As bancarrotas não são de agora. Análise a moedas romanas comprova crise financeira (e resolve debate histórico longo)

A investigação descobriu que as moedas romanas de prata pura passaram a conter também 10% de cobre, o que decifra o significado de uma misteriosa frase no ensaio De Officiis, de Marcus Tulius Cicera.

Muito antes de existirem bancos, mercados da bolsa, troikas ou FMIs, as crises económicas já se faziam sentir. Uma nova análise à composição de moedas romanas revelou mais detalhes sobre a crise financeira brevemente referida por Marcus Tulius Cicera no seu ensaio sobre a liderança moral — De Officiis — e pôs fim a um debate histórico antigo.

A descoberta foi feita por uma equipa de investigadores das Universidades de Warwich e de Liverpool, que analisaram moedas do período e notaram uma desvalorização muito maior destas do que os historiadores acreditavam, com moedas que eram inteiramente de prata antes de 90 A.C. a já incluírem 10% de cobre apenas cinco anos mais tarde.

“Os romanos estavam habituados a moedas de prata extremamente fina, por isso podem ter perdido confiança no dinheiro quando estas deixaram de ser puras. O nível preciso de desvalorização pode ter sido menos importante para os contemporâneos do que a mera realização de que a moeda foi adulterada e já não era feita de ‘prata verdadeira'”, revela Matthew Ponting, da Universidade de Liverpool.

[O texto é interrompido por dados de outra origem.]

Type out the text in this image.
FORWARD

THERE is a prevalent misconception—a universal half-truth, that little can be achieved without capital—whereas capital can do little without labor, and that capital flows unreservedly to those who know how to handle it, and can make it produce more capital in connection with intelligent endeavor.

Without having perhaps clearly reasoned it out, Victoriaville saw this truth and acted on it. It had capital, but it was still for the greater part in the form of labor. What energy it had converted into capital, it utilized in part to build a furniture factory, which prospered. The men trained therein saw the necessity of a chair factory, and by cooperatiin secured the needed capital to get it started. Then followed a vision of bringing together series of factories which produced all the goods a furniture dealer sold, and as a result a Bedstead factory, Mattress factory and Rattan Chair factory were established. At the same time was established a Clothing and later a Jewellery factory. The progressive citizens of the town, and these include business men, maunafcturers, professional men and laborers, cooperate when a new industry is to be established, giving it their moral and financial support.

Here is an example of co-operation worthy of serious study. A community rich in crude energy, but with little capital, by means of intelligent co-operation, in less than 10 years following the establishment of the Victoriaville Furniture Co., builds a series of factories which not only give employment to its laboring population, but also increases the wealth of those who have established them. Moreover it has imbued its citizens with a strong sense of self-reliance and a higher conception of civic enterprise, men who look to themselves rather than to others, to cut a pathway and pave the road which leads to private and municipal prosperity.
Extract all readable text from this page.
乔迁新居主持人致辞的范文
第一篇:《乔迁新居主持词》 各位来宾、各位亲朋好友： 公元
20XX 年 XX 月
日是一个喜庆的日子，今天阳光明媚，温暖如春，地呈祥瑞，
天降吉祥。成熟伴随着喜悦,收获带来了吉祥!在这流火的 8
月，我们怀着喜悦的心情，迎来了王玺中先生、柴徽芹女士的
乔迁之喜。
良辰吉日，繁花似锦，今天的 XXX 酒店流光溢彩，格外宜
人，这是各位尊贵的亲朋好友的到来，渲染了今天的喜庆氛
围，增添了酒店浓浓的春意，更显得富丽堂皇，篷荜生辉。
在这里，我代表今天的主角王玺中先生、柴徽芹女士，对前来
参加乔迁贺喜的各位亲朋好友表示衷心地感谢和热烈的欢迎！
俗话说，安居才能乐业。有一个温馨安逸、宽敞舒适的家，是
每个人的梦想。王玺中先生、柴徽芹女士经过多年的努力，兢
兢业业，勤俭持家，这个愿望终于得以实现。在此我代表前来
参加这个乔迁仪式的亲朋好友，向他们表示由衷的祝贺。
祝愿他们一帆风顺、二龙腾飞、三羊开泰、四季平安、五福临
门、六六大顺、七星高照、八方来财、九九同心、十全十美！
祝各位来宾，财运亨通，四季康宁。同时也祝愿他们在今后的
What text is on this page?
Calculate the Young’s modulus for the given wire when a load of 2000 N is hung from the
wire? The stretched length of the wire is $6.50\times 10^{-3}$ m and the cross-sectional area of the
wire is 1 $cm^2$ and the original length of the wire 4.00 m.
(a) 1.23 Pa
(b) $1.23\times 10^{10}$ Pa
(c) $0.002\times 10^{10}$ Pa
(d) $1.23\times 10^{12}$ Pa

Já Kevin Butcher, da Universidade de Warwick, refere que o puzzle da frase de De Officiis referente a “moedas que estão a ser atiradas, para que ninguém possa perceber o que têm” foi finalmente resolvido, depois de muitos historiadores debaterem este significado durante anos.

A referência faz parte de uma história que descreve comportamentos egoístas de Marius Gratidianus, que ficou com os louros pela proposta da reforma das moedas que foi criada em conjunto pelos tribunos e pelo colégio de pretores e que se tornou muito popular com o público.

Kevin Butcher explica o contexto da frase, referindo que nos anos depois de 91 A.C., o estado romano estava em risco de entrar em bancarrota e que em 86 A.C. já havia uma crise de confiança na moeda.

“Uma teoria é que Gratidianus concertou a taxa de câmbio entre as moedas de prata e de bronze. Outra é de que ele tenha publicado um método para detetar dinheiro falso, e assim restaurou a confiança nas moedas. Infelizmente, as palavras de Cicero são demasiado obscuras para os historiadores determinarem exatamente o que se passava”, refere o investigador.

O projeto de investigação de cinco anos Rome and the Coinages of the Mediterranean 200 BCE — 64 CE pretende revelar novas informações sobre as economias do Império Romano e de outros estados banhados pelo Mediterrâneo ao analisar a composição das moedas e fazer o cruzamento das descobertas com os registos históricos que já conhecemos.